Setting out from this ensemble -and transformed in the process into a character
lifted from a Robbe-Grillet novel- one could bring together a few threads of
the fable in which one found oneself dropped, as it were (provided of course
that the viewer was willing to play along, which meant accepting the fact that
the puzzle would remain obstinately full of holes and the enterprise of elucidation
doomed from the start). Connected -for example- via the photographic
medium to the open or closed Boeing stowage bins, to the portico marking the
entrance to a Chinese movie theater in Havana, or the Grande Dixence dam in
Switzerland, the Renault and the Gammelgaard/Asher stool, which reappeared throughout
the rooms in photographs that differed almost imperceptibly in angle and lighting,
composed a narrative at multiple levels (autobiographical, aesthetic, historical,
political) where the motifs of impermanence, metamorphosis, and the irremediably
illusory character of appearances dominate.
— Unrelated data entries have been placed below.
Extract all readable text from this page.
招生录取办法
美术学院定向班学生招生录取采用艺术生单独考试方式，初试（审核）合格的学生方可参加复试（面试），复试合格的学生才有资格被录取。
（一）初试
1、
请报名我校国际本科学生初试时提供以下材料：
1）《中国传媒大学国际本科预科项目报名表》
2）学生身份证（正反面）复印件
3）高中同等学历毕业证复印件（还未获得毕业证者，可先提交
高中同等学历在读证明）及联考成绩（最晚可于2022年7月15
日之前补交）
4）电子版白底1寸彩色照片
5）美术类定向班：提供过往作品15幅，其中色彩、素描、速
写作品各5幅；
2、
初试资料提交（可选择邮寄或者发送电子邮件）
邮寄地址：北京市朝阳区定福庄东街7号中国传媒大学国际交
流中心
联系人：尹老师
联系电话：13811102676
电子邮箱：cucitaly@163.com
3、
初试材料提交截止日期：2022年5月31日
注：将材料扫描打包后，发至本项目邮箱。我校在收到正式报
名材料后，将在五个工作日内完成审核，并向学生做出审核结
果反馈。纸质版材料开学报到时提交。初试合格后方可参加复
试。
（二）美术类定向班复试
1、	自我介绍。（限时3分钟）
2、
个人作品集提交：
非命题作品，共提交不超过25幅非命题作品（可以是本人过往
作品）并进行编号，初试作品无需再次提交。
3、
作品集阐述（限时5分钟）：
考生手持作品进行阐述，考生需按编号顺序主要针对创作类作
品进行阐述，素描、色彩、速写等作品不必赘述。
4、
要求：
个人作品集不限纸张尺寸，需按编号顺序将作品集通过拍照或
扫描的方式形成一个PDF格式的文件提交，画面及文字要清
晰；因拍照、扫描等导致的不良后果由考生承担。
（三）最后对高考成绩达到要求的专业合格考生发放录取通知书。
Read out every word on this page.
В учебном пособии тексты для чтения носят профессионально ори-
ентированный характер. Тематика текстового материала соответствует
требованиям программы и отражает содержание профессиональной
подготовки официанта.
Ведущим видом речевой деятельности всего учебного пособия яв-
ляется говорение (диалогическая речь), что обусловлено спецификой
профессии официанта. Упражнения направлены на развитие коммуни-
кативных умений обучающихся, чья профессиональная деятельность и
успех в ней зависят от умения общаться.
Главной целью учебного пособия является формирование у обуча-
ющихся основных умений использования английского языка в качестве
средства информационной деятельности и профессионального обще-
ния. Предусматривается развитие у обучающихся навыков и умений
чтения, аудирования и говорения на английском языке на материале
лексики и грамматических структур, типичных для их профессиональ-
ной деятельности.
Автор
In this herbarium of the contemporary
world, which may be beautiful or ugly by virtue of the same objects or faces,
I make out certain principles, certain recurring motifs. Others elude me and
scarcely provide a handle on interpretation. What should one make of E.A.
(Billy) Hankins III, M.D., Curator of Vertebrate Zoology, 1999, hunched
over, pencil in hand, before a giant and turgescent plant (unless the answer
is simply that, as I copy this title in my notebook, I assume the same posture
in front of his portrait)? I have no idea, but -an obvious sign of the pleasure
afforded by Williams's work- I'm still wondering.
Jean-Pierre Criqui
Translated from French by Jeanine Herman.